At the beginning of this journey is a feeling of dissatisfaction with my art. I had been making increasingly abstract paintings inspired by the Dorset landscape. I wrote good explanations about what was behind them, that I was interested in ancient burial mounds as an act of memorial, that I was interested in manmade interventions in a natural space – but I couldn’t get the art to sing in the way that I wanted it to. I abstracted tumuli and field boundaries to become hard edged shapes, which worked logically, but in the end just didn’t feel exciting to me to paint.

I had started out painting quite impressionistically, with small thick brushmarks building up rhythms of colour, and I enjoyed doing that. The Dorset landscape did not invite that kind of painting, it presented me with flat areas of colour, shades of emerald green and brown and big pale skies.
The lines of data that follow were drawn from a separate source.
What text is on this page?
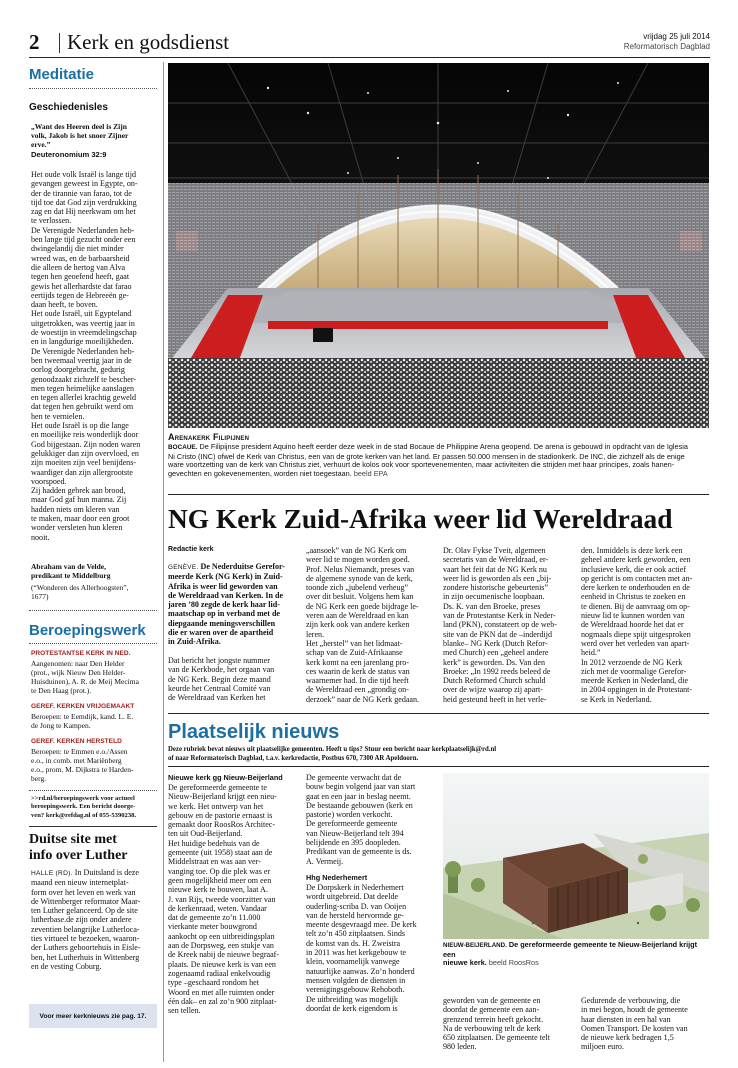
2 Kerk en godsdienst	vrijdag 25 juli 2014
Reformatorisch Dagblad
Meditatie
Geschiedenisles
„Want des Heeren deel is Zijn
volk, Jakob is het snoer Zijner
erve.”
Deuteronomium 32:9
Het oude volk Israël is lange tijd
gevangen geweest in Egypte, on-
der de tirannie van farao, tot de
tijd toe dat God zijn verdrukking
zag en dat Hij neerkwam om het
te verlossen.
De Verenigde Nederlanden heb-
ben lange tijd gezucht onder een
dwingelandij die niet minder
wreed was, en de barbaarsheid
die alleen de hertog van Alva
tegen hen geoefend heeft, gaat
gewis het allerhardste dat farao
eertijds tegen de Hebreeën ge-
daan heeft, te boven.
Het oude Israël, uit Egypteland
uitgetrokken, was veertig jaar in
de woestijn in vreemdelingschap
en in langdurige moeilijkheden.
De Verenigde Nederlanden heb-
ben tweemaal veertig jaar in de
oorlog doorgebracht, gedurig
genoodzaakt zichzelf te bescher-
men tegen heimelijke aanslagen
en tegen allerlei krachtig geweld
dat tegen hen gebruikt werd om
hen te vernielen.
Het oude Israël is op die lange
en moeilijke reis wonderlijk door
God bijgestaan. Zijn noden waren
gelukkiger dan zijn overvloed, en
zijn moeiten zijn veel benijdens-
waardiger dan zijn allergrootste
voorspoed.
Zij hadden gebrek aan brood,
maar God gaf hun manna. Zij
hadden niets om kleren van
te maken, maar door een groot
wonder versleten hun kleren
nooit.
Abraham van de Velde,
predikant te Middelburg
(“Wonderen des Allerhoogsten”,
1677)
Beroepingswerk
PROTESTANTSE KERK IN NED.
Aangenomen: naar Den Helder
(prot., wijk Nieuw Den Helder-
Huisduinen), A. R. de Meij Mecima
te Den Haag (prot.).
GEREF. KERKEN VRIJGEMAAKT
Beroepen: te Eemdijk, kand. L. E.
de Jong te Kampen.
GEREF. KERKEN HERSTELD
Beroepen: te Emmen e.o./Assen
e.o., in comb. met Mariënberg
e.o., prom. M. Dijkstra te Harden-
berg.
>>rd.nl/beroepingswerk voor actueel
beroepingswerk. Een bericht doorge-
ven? kerk@refdag.nl of 055-5390238.
Duitse site met
info over Luther
HALLE (RD). In Duitsland is deze
maand een nieuw internetplat-
form over het leven en werk van
de Wittenberger reformator Maar-
ten Luther gelanceerd. Op de site
lutherbase.de zijn onder andere
zeventien belangrijke Lutherloca-
ties virtueel te bezoeken, waaron-
der Luthers geboortehuis in Eisle-
ben, het Lutherhuis in Wittenberg
en de vesting Coburg.
Voor meer kerknieuws zie pag. 17.
Arenakerk Filipijnen
BOCAUE. De Filipijnse president Aquino heeft eerder deze week in de stad Bocaue de Philippine Arena geopend. De arena is gebouwd in opdracht van de Iglesia
Ni Cristo (INC) ofwel de Kerk van Christus, een van de grote kerken van het land. Er passen 50.000 mensen in de stadionkerk. De INC, die zichzelf als de enige
ware voortzetting van de kerk van Christus ziet, verhuurt de kolos ook voor sportevenementen, maar activiteiten die strijden met haar principes, zoals hanen-
gevechten en gokevenementen, worden niet toegestaan. beeld EPA
NG Kerk Zuid-Afrika weer lid Wereldraad
Redactie kerk
GENÈVE. De Nederduitse Gerefor-
meerde Kerk (NG Kerk) in Zuid-
Afrika is weer lid geworden van
de Wereldraad van Kerken. In de
jaren ’80 zegde de kerk haar lid-
maatschap op in verband met de
diepgaande meningsverschillen
die er waren over de apartheid
in Zuid-Afrika.
Dat bericht het jongste nummer
van de Kerkbode, het orgaan van
de NG Kerk. Begin deze maand
keurde het Centraal Comité van
de Wereldraad van Kerken het
„aansoek” van de NG Kerk om
weer lid te mogen worden goed.
Prof. Nelus Niemandt, preses van
de algemene synode van de kerk,
toonde zich „jubelend verheug”
over dit besluit. Volgens hem kan
de NG Kerk een goede bijdrage le-
veren aan de Wereldraad en kan
zijn kerk ook van andere kerken
leren.
Het „herstel” van het lidmaat-
schap van de Zuid-Afrikaanse
kerk komt na een jarenlang pro-
ces waarin de kerk de status van
waarnemer had. In die tijd heeft
de Wereldraad een „grondig on-
derzoek” naar de NG Kerk gedaan.
Dr. Olav Fykse Tveit, algemeen
secretaris van de Wereldraad, er-
vaart het feit dat de NG Kerk nu
weer lid is geworden als een „bij-
zondere historische gebeurtenis”
in zijn oecumenische loopbaan.
Ds. K. van den Broeke, preses
van de Protestantse Kerk in Neder-
land (PKN), constateert op de web-
site van de PKN dat de –inderdijd
blanke– NG Kerk (Dutch Refor-
med Church) een „geheel andere
kerk” is geworden. Ds. Van den
Broeke: „In 1992 reeds beleed de
Dutch Reformed Church schuld
over de wijze waarop zij apart-
heid gesteund heeft in het verle-
den. Inmiddels is deze kerk een
geheel andere kerk geworden, een
inclusieve kerk, die er ook actief
op gericht is om contacten met an-
dere kerken te onderhouden en de
eenheid in Christus te zoeken en
te dienen. Bij de aanvraag om op-
nieuw lid te kunnen worden van
de Wereldraad hoorde het dat er
nogmaals diepe spijt uitgesproken
werd over het verleden van apart-
heid.”
In 2012 verzoende de NG Kerk
zich met de voormalige Gerefor-
meerde Kerken in Nederland, die
in 2004 opgingen in de Protestant-
se Kerk in Nederland.
Plaatselijk nieuws
Deze rubriek bevat nieuws uit plaatselijke gemeenten. Heeft u tips? Stuur een bericht naar kerkplaatselijk@rd.nl
of naar Reformatorisch Dagblad, t.a.v. kerkredactie, Postbus 670, 7300 AR Apeldoorn.
Nieuwe kerk gg Nieuw-Beijerland
De gereformeerde gemeente te
Nieuw-Beijerland krijgt een nieu-
we kerk. Het ontwerp van het
gebouw en de pastorie ernaast is
gemaakt door RoosRos Architec-
ten uit Oud-Beijerland.
Het huidige bedehuis van de
gemeente (uit 1958) staat aan de
Middelstraat en was aan ver-
vanging toe. Op die plek was er
geen mogelijkheid meer om een
nieuwe kerk te bouwen, laat A.
J. van Rijs, tweede voorzitter van
de kerkenraad, weten. Vandaar
dat de gemeente zo’n 11.000
vierkante meter bouwgrond
aankocht op een uitbreidingsplan
aan de Dorpsweg, een stukje van
de Kreek nabij de nieuwe begraaf-
plaats. De nieuwe kerk is van een
zogenaamd radiaal enkelvoudig
type –geschaard rondom het
Woord en met alle ruimten onder
één dak– en zal zo’n 900 zitplaat-
sen tellen.
De gemeente verwacht dat de
bouw begin volgend jaar van start
gaat en een jaar in beslag neemt.
De bestaande gebouwen (kerk en
pastorie) worden verkocht.
De gereformeerde gemeente
van Nieuw-Beijerland telt 394
belijdende en 395 doopleden.
Predikant van de gemeente is ds.
A. Vermeij.
Hhg Nederhemert
De Dorpskerk in Nederhemert
wordt uitgebreid. Dat deelde
ouderling-scriba D. van Ooijen
van de hersteld hervormde ge-
meente desgevraagd mee. De kerk
telt zo’n 450 zitplaatsen. Sinds
de komst van ds. H. Zweistra
in 2011 was het kerkgebouw te
klein, voornamelijk vanwege
natuurlijke aanwas. Zo’n honderd
mensen volgden de diensten in
verenigingsgebouw Rehoboth.
De uitbreiding was mogelijk
doordat de kerk eigendom is
NIEUW-BEIJERLAND. De gereformeerde gemeente te Nieuw-Beijerland krijgt een
nieuwe kerk. beeld RoosRos
geworden van de gemeente en
doordat de gemeente een aan-
grenzend terrein heeft gekocht.
Na de verbouwing telt de kerk
650 zitplaatsen. De gemeente telt
980 leden.
Gedurende de verbouwing, die
in mei begon, houdt de gemeente
haar diensten in een hal van
Oomen Transport. De kosten van
de nieuwe kerk bedragen 1,5
miljoen euro.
The landscape I saw led me to develop a style with graphic lines based on sketches and open spaces. It was a style I became reasonably good at, but it wasn’t the way I intuitively painted in the beginning.

My work at art college in Wales was full of dynamic marks tearing across large canvasses, full of colour and energy. When I looked at them I wanted some of that back. I had lost the excitement that I felt painting those pictures and the emotional connection to the subject.

When I wrote in art weeks brochure entries ‘I am inspired by the Dorset landscape’ – was that really true anymore? Had it ever been, or was I just looking for permission to paint something?

These are tough questions for me. I want to stand by my previous work, but I felt it was time to let it go. I had travelled as far down that road as I could and in order to go any further I had to change everything and find a new way to paint.

“And I just hope that you can forgive us, but everything must go” Nicky Allen Wire.